Le escuche una vez al Padre Narváez, quien acompañó el proceso de desmovilización paramilitar, que una noche mientras dormía en uno de los campamentos en los que se aglutinaron las tropas, lo despertaron los gritos de un jovencito que gritaba que en la esquina de la carpa estaba el demonio observándolo. Los demás se levantaron asustados y, de pronto, ya no era uno sino varios los que veían al diablo sonriendo y con ganas de llevárselos. El cura miraba la escena sin saber qué hacer, pero tenía claro que bajo un estado mental tan perturbado, el riesgo de una tragedia era muy elevado. El pánico se tomó el campamento: unos hombres lloraban como niños suplicando de rodillas el perdón de Dios y otros, aterrorizados, buscaban cómo salir.
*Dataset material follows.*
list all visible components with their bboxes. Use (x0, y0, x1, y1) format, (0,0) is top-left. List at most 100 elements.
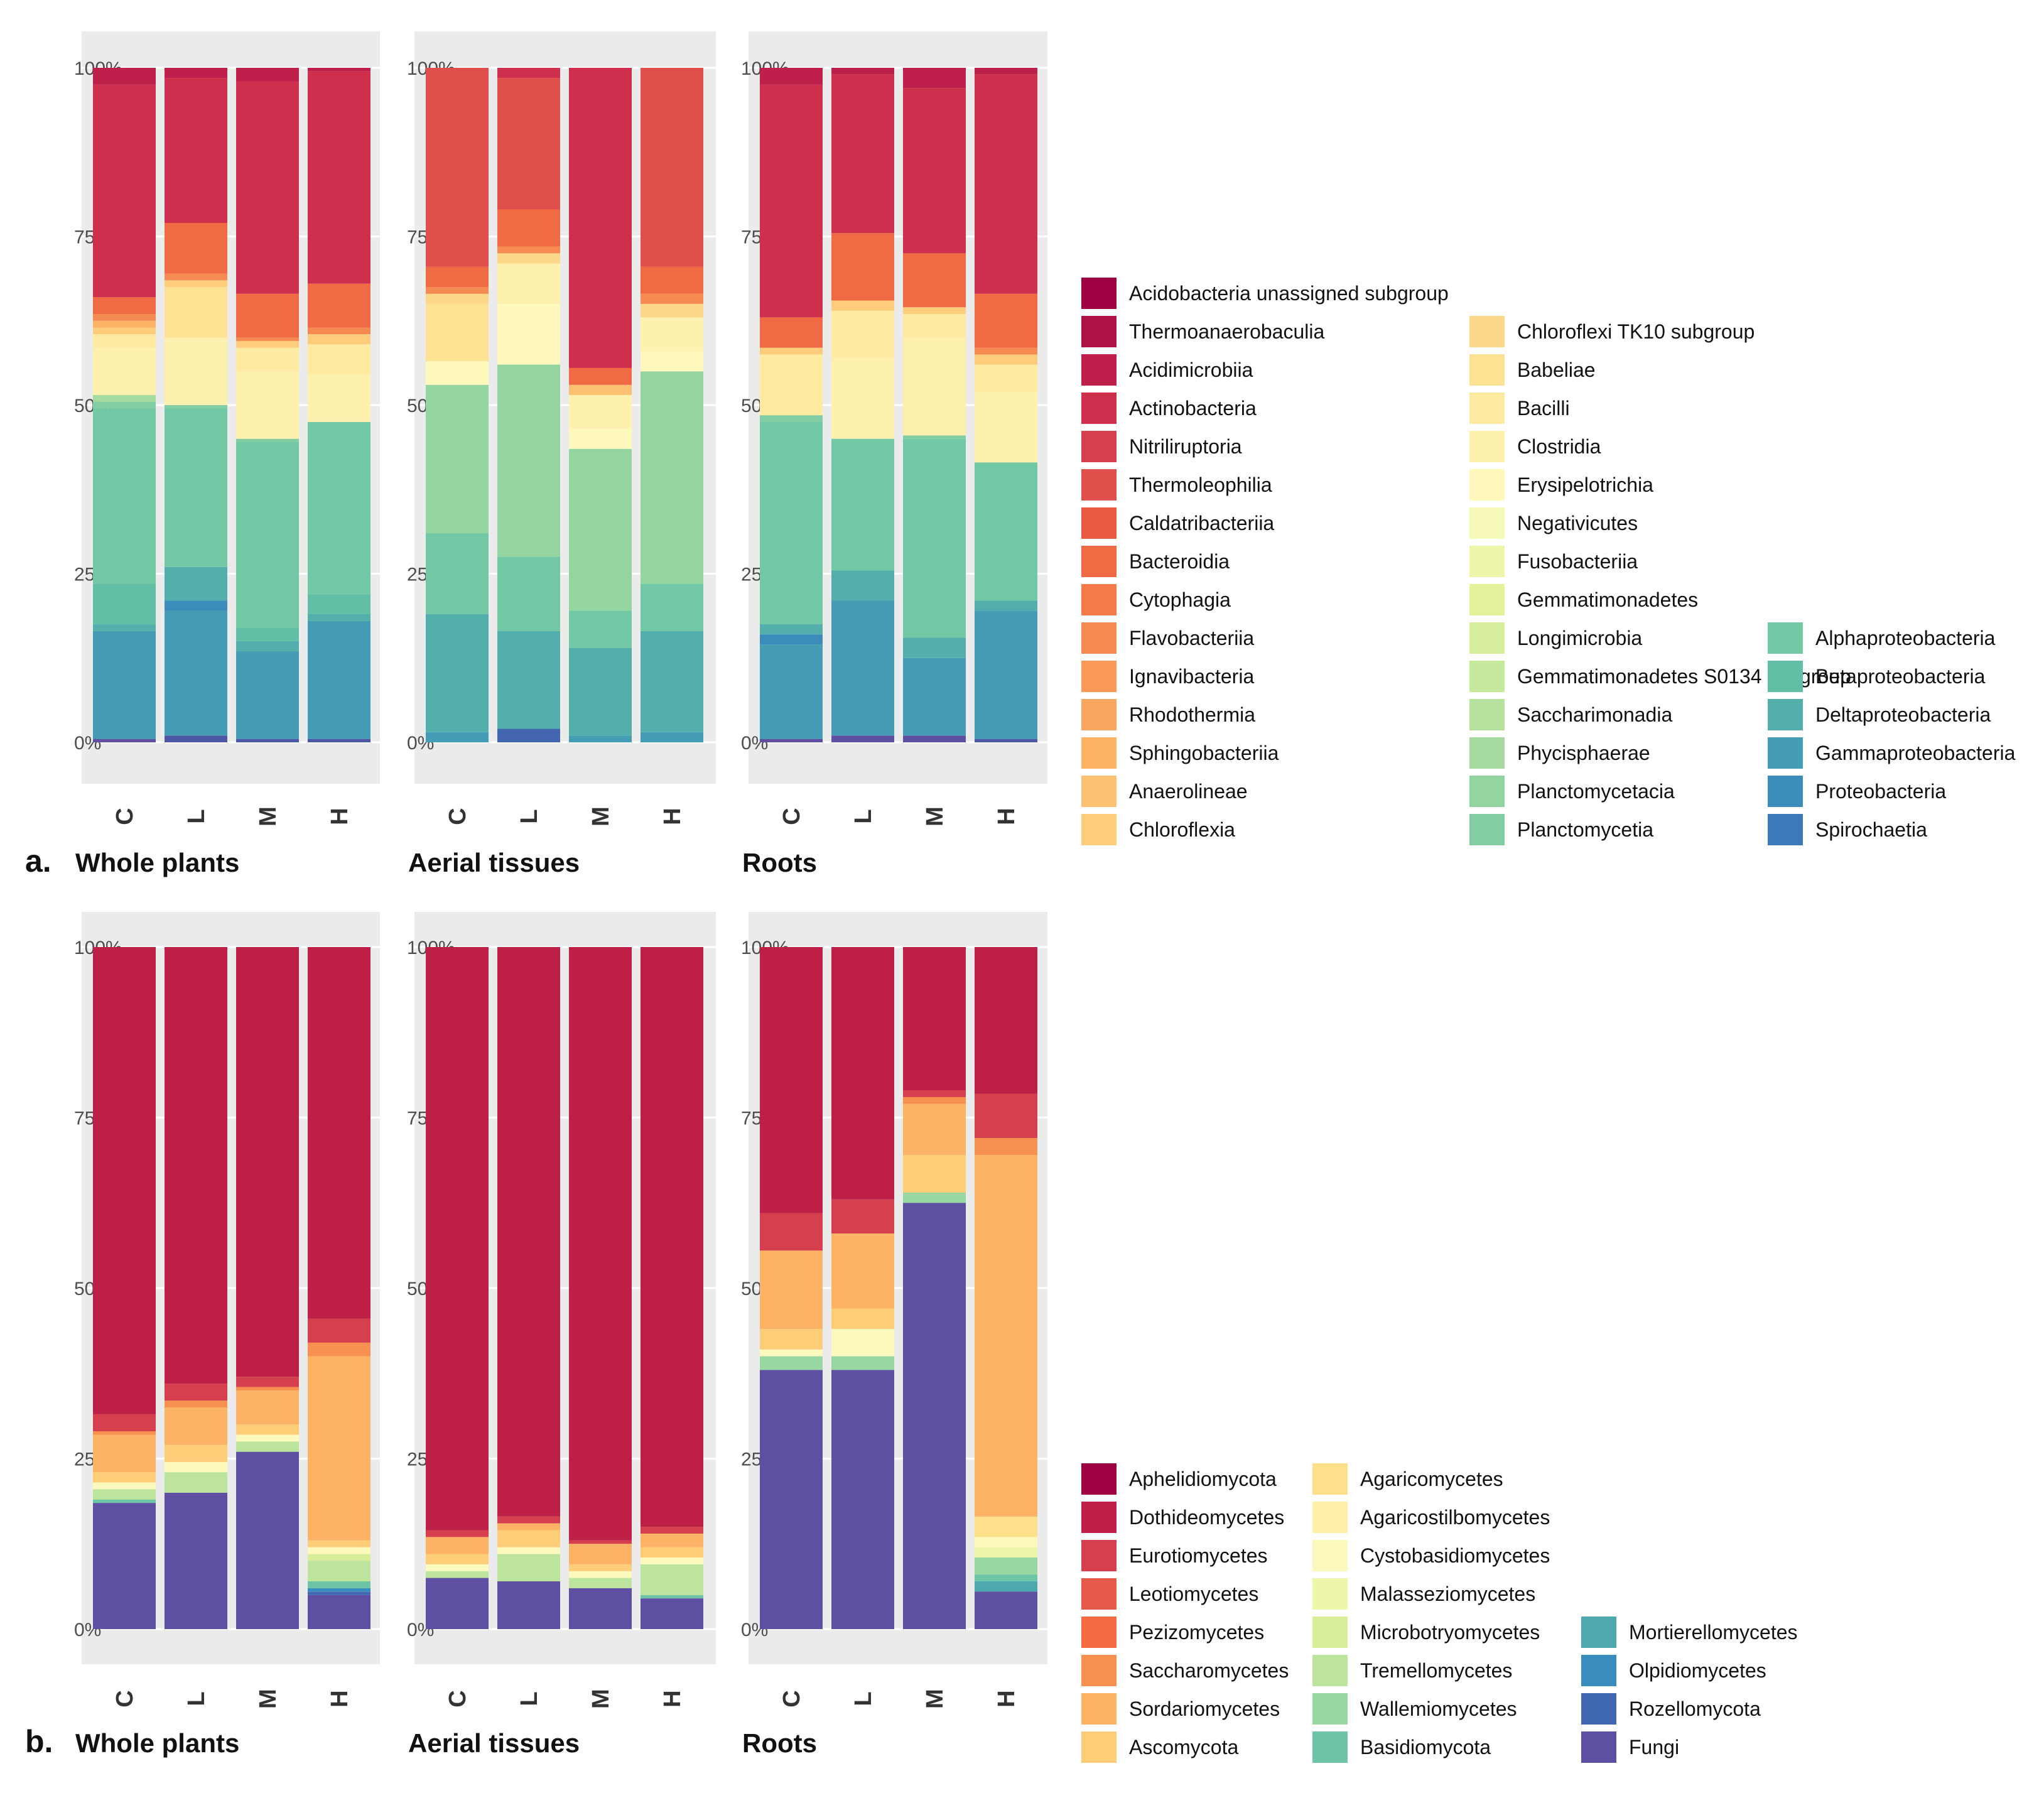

Fue entonces cuando vio un balde con agua y un trapero que alguien había dejado sin limpiar, y decidió arriesgarse a conjurar la histeria colectiva enfrentando a la sombra con el trapero mojado, gritándole que se alejara, exorcizando al demonio con enjuague de pino.
La anécdota es sobre todo un testimonio de algo de lo que no se habla en Colombia, pero que es la realidad de cientos de miles de personas: la enfermedad mental como efecto de la experiencia traumática de la guerra, que por demás tiene una expresión muy violenta entre los combatientes. El más común de todos es el Desorden de Estrés Post Trauma (PTSD), que se manifiesta en un sinnúmero de síntomas que van desde intensos dolores de cabeza, vómito, desgano, depresión, pesadillas, hasta episodios psicóticos, como los que experimentaron los jóvenes paramilitares.
No es un asunto de poca monta, y a mi parecer, en él se encuentra la clave de qué hacer con estos miles de jóvenes que se reintegran a una sociedad que los odia y con la que están en deuda. La cantidad de mensajes de odio que se leen en las redes pidiendo incluso que “los maten a todos”, no puede ser ignorada por quienes están a cargo del diseño de la política pública. Es por eso que hoy quiero presentar el caso más vigoroso contra el modelo de desmovilización, desarme y reintegración que se ha sostenido hasta ahora, básicamente orientado por dos características: la individualización de los casos y la invisibilización como mecanismo de reintegración silenciosa.
Hoy quiero presentar el caso más vigoroso contra el modelo
de desmovilización, desarme y reintegración
que se ha sostenido hasta ahora
Ya en el 2003 presenté por primera vez un modelo de reintegración basado en el principio de la reparación del daño causado a través del trabajo de reconstrucción de infraestructura y desarrollo social. Hoy quisiera añadir, que no se debe insistir en la individualización y la invisibilización bajo el supuesto de que la invisibildad los protege de enemigos y venganzas. Eso no funciona. El primer enemigo es la culpa, lo que hace de muchos de estos excombatientes sujetos altamente problemáticos, depresivos, ansiosos y de muy baja autoestima.
La reintegración debe ser grupal y visible, a manera de red de apoyo. Entre más visible mejor. Se trata de promover una transformación no solo de estas personas, sino de las comunidades a las que deben entrar a trabajar contribuyendo a su desarrollo. Estado y socios desde agencias de cooperación han invertido miles de millones en promover modelos de microempresa entre excombatientes con pésimos resultados y muy pocas excepciones, un modelo muy parecido al de los subsidios pero con muy poco seguimiento y que ignora enteramente el aspecto mental. El perfil de estos jóvenes es de alto riesgo: más del 80% ingresó a las filas combatientes antes de los 18 años, la mayoría son analfabetas funcionales y todos han sido objeto del más opresivo proceso de contrasocialización durante su ingreso. Son desconfiados, odian al Estado y a sus representantes, tienen un muy fuerte sentimiento de reivindicación y rabia, muchos son propensos a las adicciones y están fundamentalmente desarraigados.
Proponer un modelo que entienda el enorme reto de juntar a los combatientes con sus comunidades y en el proceso generar una transformación que los fortalezca a todos no es fácil, pero tampoco es imposible. Todos ellos son jóvenes campesinos, disciplinados y sinceros, que saben trabajar en equipo, y que necesitan manejar las incertidumbres de un cambio tan drástico como el que están sufriendo. Promoverlos y hacerlos partícipes de los procesos de reconstrucción y desarrollo en regiones apartadas puede ser exactamente lo que están necesitando.